SUPPLEMENTAL INFORMATION: The Civilian Agency Acquisition Council and the Defense Acquisition Regulations Council performed a comprehensive review of the FAR 31.205-11 cost principle to evaluate the need for each specific requirement. As a result of the review, the Councils are proposing to revise the cost principle as follows:
- Definition of depreciation. Because the language currently in FAR 31.205-11(a) is a definition of "depreciation," it is proposed to be moved to FAR 2.101, Definitions, since "depreciation" is used throughout the FAR.
- Residual values. FAR 31.205-11 is more restrictive than CAS because the cost principle requires a contractor to use residual values in establishing depreciation costs, while CAS 409, Depreciation of Tangible Capital Assets (CAS Section 9904.409 (48 CFR 9904.409)) allows contractors to ignore residual values under 10% for tangible personal property (paragraph (h) of 48 CFR 9904.409-50, Techniques for Application). The proposed rule would add the following language to new paragraph (a) of FAR 31.205-11 to make the policy on residual values consistent with CAS 409: "For tangible personal property, only estimated residual values that exceed 10% of the capitalized cost of the asset shall be used in establishing depreciable costs.
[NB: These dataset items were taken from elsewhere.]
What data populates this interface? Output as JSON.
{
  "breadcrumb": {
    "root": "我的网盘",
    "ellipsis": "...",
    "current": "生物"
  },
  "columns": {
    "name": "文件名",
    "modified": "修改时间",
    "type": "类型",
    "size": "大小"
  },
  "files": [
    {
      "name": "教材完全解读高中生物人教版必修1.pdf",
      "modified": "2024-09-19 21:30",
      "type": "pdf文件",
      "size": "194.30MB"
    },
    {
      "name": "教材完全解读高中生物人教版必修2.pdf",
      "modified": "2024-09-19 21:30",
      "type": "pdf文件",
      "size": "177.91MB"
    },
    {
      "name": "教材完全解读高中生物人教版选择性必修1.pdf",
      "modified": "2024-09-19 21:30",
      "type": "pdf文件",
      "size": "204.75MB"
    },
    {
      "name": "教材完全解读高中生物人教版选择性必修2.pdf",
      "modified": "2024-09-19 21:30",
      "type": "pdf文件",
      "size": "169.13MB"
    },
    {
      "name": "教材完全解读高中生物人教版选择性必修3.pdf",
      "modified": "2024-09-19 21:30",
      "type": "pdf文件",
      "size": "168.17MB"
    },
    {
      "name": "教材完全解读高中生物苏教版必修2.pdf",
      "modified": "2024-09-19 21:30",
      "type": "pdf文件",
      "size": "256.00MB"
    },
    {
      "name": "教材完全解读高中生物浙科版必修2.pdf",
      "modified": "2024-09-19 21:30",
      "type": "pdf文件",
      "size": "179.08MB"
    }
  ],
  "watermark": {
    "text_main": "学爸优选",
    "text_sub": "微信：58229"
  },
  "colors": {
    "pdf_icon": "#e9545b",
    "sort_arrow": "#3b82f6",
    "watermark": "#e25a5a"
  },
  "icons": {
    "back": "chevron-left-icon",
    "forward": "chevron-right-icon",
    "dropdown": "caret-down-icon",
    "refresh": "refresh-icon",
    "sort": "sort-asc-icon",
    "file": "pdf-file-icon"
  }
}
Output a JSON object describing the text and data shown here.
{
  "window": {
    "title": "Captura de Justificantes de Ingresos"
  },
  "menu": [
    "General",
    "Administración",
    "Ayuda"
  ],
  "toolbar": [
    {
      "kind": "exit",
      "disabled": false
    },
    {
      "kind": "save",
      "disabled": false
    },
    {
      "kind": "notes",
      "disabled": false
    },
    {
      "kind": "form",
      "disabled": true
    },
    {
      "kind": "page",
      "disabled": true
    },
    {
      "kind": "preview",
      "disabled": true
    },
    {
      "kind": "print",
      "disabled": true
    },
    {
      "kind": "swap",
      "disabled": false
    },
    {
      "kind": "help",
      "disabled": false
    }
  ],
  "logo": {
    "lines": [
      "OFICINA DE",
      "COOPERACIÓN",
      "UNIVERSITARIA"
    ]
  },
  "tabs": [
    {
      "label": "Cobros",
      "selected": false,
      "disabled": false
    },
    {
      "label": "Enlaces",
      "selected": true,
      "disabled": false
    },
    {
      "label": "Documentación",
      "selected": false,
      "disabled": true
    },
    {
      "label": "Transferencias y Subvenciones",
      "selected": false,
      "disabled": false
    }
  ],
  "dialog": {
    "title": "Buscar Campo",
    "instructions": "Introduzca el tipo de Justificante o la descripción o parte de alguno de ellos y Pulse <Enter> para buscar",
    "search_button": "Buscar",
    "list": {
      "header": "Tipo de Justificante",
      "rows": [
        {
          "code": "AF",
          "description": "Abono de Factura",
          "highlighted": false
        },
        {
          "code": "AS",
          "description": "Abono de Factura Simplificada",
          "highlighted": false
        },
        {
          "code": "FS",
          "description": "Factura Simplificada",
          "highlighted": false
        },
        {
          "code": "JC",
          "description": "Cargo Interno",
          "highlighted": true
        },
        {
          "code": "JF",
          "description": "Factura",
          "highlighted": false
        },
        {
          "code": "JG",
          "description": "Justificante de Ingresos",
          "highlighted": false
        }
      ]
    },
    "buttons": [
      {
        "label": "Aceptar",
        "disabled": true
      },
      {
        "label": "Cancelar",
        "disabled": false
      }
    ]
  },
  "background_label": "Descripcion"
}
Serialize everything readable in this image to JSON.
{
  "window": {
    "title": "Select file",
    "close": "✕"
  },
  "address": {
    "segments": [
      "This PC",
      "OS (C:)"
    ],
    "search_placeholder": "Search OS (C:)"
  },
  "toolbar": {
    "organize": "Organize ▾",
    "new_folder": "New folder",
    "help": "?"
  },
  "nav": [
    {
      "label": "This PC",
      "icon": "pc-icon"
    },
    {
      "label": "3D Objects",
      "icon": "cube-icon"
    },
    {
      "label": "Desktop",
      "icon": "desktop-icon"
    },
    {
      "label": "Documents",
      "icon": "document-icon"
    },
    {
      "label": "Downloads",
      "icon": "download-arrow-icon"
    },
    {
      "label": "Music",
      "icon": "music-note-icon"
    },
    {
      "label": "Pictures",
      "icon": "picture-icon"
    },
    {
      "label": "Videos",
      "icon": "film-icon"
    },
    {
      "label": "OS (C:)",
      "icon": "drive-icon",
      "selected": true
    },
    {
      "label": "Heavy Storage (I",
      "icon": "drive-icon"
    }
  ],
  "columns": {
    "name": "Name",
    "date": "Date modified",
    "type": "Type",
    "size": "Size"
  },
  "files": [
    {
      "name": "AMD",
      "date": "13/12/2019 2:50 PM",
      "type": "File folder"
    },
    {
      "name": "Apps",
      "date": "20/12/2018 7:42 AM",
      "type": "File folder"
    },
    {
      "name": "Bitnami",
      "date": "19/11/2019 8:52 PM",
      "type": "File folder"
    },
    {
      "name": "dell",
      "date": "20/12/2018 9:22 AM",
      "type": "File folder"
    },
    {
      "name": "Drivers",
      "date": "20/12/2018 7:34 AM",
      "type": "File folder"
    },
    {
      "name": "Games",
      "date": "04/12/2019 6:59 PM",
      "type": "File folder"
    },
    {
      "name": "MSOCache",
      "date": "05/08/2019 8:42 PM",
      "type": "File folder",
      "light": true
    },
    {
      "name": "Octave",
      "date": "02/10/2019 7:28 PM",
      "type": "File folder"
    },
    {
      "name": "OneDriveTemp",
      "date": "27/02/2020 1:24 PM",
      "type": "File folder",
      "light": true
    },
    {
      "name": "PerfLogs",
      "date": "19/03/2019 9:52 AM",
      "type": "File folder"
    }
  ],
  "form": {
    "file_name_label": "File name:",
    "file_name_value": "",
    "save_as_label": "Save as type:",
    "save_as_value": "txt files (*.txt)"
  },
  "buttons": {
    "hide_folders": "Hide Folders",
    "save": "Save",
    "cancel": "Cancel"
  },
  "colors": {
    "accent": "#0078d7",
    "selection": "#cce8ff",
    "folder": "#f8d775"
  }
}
Depreciation cost that would reduce the book value of a tangible capital asset below its residual value is unallowable."
- Depreciation claimed for tax purposes. Currently, FAR 31.205-11(e) limits allowable depreciation to the lesser of the depreciation used for federal income tax purposes or for financial statements. This policy encourages contractors to use the same depreciation for both tax and financial reporting purposes. The Councils have eliminated references to federal income tax accounting in paragraphs (d)(3) and (e) since it is unnecessary to tie allowable depreciation to depreciation claimed for tax purposes, and to penalize contractors because they use an acceptable depreciation method for tax purposes that is different from that used for financial purposes.
- Write-down due to business combinations/impaired assets. Current paragraphs (n) and (o) would be redesignated as paragraphs (g) and (h). These paragraphs specifically disallow the effect on depreciation when contractors are involved in the write-down of assets from carrying value to fair market value as a result of business combinations or impairments. In effect, these paragraphs require contractors to continue to use their depreciation schedules as if the business combination (paragraph (g)) or impaired asset write-down (paragraph (h)) never occurred.
New paragraph (c) would state, "For contracts to which 48 CFR 9904.409 is not applied: Except as indicated in paragraphs (g) and (h) of this subsection, allowable depreciation shall not exceed the amount used for financial accounting purposes and shall be determined in a manner consistent with the depreciation policies and procedures followed in the same segment on non-government business." The Councils added "except as indicated in paragraphs (g) and (h) of this subsection" to eliminate any potential inequity caused between these paragraphs. If there is an asset write-down due to either of these events, the depreciation calculated based on generally accepted accounting principles (GAAP) will be lower than the depreciation generated by the use of the contractor's previous depreciation schedule. Without an exception to the general rule in the proposed paragraph (c) that allowable depreciation cannot exceed the amount calculated based on GAAP, one might misinterpret the cost principle and inappropriately disallow the depreciation in excess of GAAP when a write-down of an asset due to a business combination or impairment occurs.
- Emergency facilities. The current paragraph at FAR 31.205-11(i) would be deleted since the Councils are not aware of any existing contracts supporting the operation of emergency facilities covered by certificates of necessity.
Other changes would be made to FAR 31.205-11 to clarify, improve structure, and remove redundancies throughout the cost principle.